From a foil packet Felix extracted a sheet of tissue-thin gauze designed to protect the woman’s modesty in death, as surely as a scarf round her head would have hidden her hair on the streets in life. Except there was no scarf, because the woman had been stabbed in her own house, at her own desk, in her own office…

“Starting location shots,” said the fat man and lifted an old Speed Graphic. The camera was linked to his even more ancient LAPD-issue chronograph, which would back up each shot as it was taken, just as the camera would automatically stamp
time, date
and
orientation
across the bottom edge of each new shot.

15.30:

July 6:

SouthSouthWest.

All the same, Felix dictated a description of what he was doing, working fast to photograph the little office from every angle. Only when this was done could he start work on the body.

“Exposure five. Al-Mansur madersa. Upstairs. Interior. West wall and corner of office taken from door. Speed Graphic Digilux. Fifty-millimetre lens. K400-equivalence.”

The dictation did no more than tell the court what camera had been used, what the shot showed and what the light was like: something the camera readouts told them anyway. But he’d learned his craft back when Speed Graphics still took acetate and defence attorneys jumped on any conflict of technical information, no matter how small. And besides, Felix spoke not really to his camera or watch but to himself.

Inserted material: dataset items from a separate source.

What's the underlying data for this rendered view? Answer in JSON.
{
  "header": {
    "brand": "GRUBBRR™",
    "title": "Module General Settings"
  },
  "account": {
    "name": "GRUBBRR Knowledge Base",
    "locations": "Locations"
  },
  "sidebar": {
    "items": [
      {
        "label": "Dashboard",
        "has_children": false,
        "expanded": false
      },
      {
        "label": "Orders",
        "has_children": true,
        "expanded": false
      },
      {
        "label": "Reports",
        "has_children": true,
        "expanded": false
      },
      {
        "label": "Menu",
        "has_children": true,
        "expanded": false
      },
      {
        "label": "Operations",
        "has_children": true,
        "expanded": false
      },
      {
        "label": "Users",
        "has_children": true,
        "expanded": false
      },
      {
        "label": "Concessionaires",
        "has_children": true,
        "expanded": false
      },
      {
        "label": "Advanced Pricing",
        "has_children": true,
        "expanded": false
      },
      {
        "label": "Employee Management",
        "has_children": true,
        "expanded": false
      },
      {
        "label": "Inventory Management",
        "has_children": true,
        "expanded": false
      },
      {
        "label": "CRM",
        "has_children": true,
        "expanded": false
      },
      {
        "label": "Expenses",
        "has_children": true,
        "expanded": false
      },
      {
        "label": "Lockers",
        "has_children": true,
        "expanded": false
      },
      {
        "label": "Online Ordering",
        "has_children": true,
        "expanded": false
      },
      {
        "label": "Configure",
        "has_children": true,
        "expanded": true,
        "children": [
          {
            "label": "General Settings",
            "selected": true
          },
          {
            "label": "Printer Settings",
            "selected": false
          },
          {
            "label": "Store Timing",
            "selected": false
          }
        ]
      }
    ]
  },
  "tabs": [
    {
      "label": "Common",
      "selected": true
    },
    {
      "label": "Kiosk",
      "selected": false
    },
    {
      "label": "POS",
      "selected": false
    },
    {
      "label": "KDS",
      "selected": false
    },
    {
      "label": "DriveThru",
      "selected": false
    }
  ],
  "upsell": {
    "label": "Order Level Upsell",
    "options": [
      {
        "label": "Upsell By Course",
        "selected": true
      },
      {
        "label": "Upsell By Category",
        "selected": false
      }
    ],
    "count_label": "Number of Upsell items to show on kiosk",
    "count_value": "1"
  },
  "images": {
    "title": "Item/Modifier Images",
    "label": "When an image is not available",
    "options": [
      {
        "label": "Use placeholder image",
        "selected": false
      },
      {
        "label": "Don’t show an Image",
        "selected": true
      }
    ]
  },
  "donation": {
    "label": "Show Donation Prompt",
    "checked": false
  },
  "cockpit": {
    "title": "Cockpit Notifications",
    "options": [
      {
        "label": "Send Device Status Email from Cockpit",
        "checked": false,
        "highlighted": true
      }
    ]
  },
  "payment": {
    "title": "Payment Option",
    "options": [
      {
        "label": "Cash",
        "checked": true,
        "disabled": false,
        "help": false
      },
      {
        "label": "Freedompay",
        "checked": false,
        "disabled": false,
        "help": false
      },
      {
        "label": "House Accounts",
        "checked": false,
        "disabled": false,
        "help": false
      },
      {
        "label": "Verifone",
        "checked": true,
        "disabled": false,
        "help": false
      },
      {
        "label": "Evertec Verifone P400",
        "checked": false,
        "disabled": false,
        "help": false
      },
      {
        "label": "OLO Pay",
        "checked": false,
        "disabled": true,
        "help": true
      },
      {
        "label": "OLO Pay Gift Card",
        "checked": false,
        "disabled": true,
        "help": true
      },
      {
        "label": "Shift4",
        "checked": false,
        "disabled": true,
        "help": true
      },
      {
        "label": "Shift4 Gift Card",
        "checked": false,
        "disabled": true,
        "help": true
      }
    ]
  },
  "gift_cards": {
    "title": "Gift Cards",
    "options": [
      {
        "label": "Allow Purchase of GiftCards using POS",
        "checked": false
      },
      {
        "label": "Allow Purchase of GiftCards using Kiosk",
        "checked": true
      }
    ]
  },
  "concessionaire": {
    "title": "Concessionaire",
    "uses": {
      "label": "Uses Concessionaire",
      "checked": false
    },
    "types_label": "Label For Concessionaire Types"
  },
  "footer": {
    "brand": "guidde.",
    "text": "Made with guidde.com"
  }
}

These days defence attorneys weren’t an issue. If the Chief of Detectives said someone had committed a crime that was usually good enough for a judge. The suspect went down. Unfortunately it had taken Felix a few months to realize this and there were three cases from his early days in El Iskandryia which still gave him sleepless nights—four cases, if he was being unusually hard on himself.

“Exposure eleven. Al-Mansur madersa. Upstairs. Interior. Open door to office, taken from broken mashrabiya window in south wall adjacent to Rue Sherif…”

Mashrabiyas
were, originally, shaded balconies where water jugs could be left to cool. But the term had long since come to signify both the balcony and the ornately carved screen that hid those in the balcony from the street below. Marble was commonplace for the screen, as was gilded or painted wood.

The smashed mashrabiya at the al-Mansur madersa had been carved two hundred years before from a single slab of alabaster and now lay in shards on the floor, apparently kicked in from outside. That the balcony was fifteen feet above a traffic-laden street only made the break-in more unlikely. Unless one factored in the
Thiergarten
who apparently could move unseen, kill silently and climb walls like flies…

Felix sighed. Whatever else Berlin had to buy for its agents abroad, their deadly reputation came free.

Officially, of course, Berlin was El Iskandryia’s ally. Merely an equal partner in a bigger, three-way alliance with Stambul and Paris. Unofficially, French influence kept itself to Morocco, while Berlin’s advisers flooded the rest of the littoral and Stambul banked its takings from the Suez Canal and did pretty much what it was told.